House Raises Alarm Over “Unrealistic” FY2026 Revenue

By Godgift Harris

By Godgift Harris

The House of Representatives’ Ways, Means and Finance Committee, has warned that the government projected US$1.2 billion revenue target for Fiscal Year 2026,

may be difficult to achieve unless sweeping reforms, stronger enforcement and greater accountability measures are urgently implemented across key revenue-generating institutions.

The caution comes in the committee preliminary report on the revenue component of the Draft FY2026 National Budget, following weeks of scrutiny of revenue forecasts, appearances by major government agencies and reviews of financial submissions from State-Owned Enterprises (SOEs).

According to the draft budget, government expects FY2026 revenue to rise by 36 percent compared to the approved FY2025 budget.

Of the projected amount, US$1.11 billion is anticipated from domestic sources, while external partners are expected to contribute US$72 million.

As of November 17, 2025, government collections stood at US$719 million, leaving an outstanding US$160 million yet to be collected for the current fiscal period.

The Committee reported mixed revenue performances among ministries and SOEs.

The Ministry of Finance and the Liberia Revenue Authority (LRA), proposed new tax laws.

The two agencies recommended shifting revenue sources from underperforming SOEs to the LRA to improve collection efficiency.

The status of the Assets Recovery Fund, which is projected to yield US$10 million, remains unclear.

The report flagged significant inconsistencies in the financial submissions of the Liberia Petroleum Refining Company (LPRC), and ordered the entity to submit missing statements before further assessments can be made.

The Liberia Maritime Authority (LiMA), has reportedly met most of its obligations, and is on course to achieve its US$14 million revenue target.

However, lawmakers rejected proposals to increase its assessment due to global uncertainties in the shipping industry.

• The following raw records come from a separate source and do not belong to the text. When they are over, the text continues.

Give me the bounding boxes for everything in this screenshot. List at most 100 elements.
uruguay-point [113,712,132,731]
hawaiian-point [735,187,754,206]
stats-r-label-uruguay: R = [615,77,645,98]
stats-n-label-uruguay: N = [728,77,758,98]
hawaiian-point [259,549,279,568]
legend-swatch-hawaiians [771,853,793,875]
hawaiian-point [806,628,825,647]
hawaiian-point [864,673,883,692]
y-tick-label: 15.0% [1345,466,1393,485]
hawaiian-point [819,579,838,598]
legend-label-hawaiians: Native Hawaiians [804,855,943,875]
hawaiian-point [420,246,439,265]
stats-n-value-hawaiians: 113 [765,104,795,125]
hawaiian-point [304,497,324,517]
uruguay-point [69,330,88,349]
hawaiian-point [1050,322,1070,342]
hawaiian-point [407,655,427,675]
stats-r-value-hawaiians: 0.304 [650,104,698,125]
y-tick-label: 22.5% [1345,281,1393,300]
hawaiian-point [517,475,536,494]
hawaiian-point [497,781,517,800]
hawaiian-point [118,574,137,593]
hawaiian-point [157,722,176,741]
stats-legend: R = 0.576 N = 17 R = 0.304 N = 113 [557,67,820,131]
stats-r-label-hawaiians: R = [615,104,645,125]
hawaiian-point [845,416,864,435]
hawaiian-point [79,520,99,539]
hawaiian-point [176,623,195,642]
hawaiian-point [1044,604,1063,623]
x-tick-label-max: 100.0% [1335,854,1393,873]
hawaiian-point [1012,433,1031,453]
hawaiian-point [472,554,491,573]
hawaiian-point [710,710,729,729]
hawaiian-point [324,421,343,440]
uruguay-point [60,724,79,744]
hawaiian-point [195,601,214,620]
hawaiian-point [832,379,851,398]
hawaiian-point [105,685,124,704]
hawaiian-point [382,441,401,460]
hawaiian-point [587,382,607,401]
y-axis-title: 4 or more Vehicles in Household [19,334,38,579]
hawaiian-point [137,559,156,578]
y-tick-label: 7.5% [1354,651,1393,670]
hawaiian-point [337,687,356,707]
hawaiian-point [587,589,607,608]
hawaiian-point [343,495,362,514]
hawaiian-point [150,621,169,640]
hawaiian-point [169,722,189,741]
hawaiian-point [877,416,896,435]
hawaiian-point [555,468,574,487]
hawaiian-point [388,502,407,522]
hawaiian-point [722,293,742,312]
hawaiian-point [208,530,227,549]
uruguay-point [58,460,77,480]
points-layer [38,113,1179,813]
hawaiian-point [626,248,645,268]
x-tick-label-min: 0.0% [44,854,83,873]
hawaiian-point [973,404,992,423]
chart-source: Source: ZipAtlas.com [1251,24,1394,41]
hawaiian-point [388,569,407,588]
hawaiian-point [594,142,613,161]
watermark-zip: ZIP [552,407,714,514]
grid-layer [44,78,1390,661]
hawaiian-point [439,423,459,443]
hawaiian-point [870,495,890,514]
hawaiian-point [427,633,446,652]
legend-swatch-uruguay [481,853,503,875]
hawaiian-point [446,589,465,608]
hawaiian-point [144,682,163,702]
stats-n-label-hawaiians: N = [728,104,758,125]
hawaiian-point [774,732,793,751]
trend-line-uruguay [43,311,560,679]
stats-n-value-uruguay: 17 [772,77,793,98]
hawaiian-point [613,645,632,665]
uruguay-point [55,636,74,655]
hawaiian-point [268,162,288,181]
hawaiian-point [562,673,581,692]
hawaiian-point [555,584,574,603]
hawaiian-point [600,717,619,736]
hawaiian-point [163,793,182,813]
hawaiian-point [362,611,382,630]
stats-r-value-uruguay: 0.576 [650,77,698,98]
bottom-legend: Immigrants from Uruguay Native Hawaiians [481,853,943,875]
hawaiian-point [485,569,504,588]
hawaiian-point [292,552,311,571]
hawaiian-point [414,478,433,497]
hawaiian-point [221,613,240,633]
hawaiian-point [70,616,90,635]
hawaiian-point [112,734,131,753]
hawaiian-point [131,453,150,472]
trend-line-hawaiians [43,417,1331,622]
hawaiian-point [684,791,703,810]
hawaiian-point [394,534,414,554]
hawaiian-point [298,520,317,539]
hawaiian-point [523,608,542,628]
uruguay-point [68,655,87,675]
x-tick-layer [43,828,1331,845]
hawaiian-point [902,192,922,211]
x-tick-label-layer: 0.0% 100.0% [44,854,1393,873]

The National Port Authority (NPA), and several other SOEs submitted incomplete or inadequate financial documents.

They were instructed to refile correct information for proper evaluation.

The Committee’s report warns that FY2026 revenue projections for the LPRC, NPA, NAFAA, LTA, LiMA and the Road Fund, appear unrealistic based on their current performance trends.

It further noted that the National Lottery Authority (NLA), and the Liberia Immigration Service (LIS), have the potential to generate significantly more revenue than currently projected if proper compliance mechanisms are enforced.

Lawmakers also pointed out that several pending oil and energy agreements under review by the Legislature could provide unbudgeted revenue boosts during the next fiscal year if finalized.

To ensure the FY2026 revenue target is achievable, the committee recommended: Fast-tracking major tax legislation to strengthen collection, transferring appropriate SOE revenue streams to the LRA. Enforcing mandatory audits and penalties for inaccurate or late submissions, Improving national revenue forecasting methods.

Strengthening coordination through a functional Revenue Mobilization Council.

The Ways and Means Committee concluded that while the US$1.2 billion target is attainable, it will require stronger enforcement, improved compliance, better SOE performance, and realistic projections.

Without these measures, the committee warns, the government risks falling short of its ambitious revenue expectations for the upcoming fiscal year.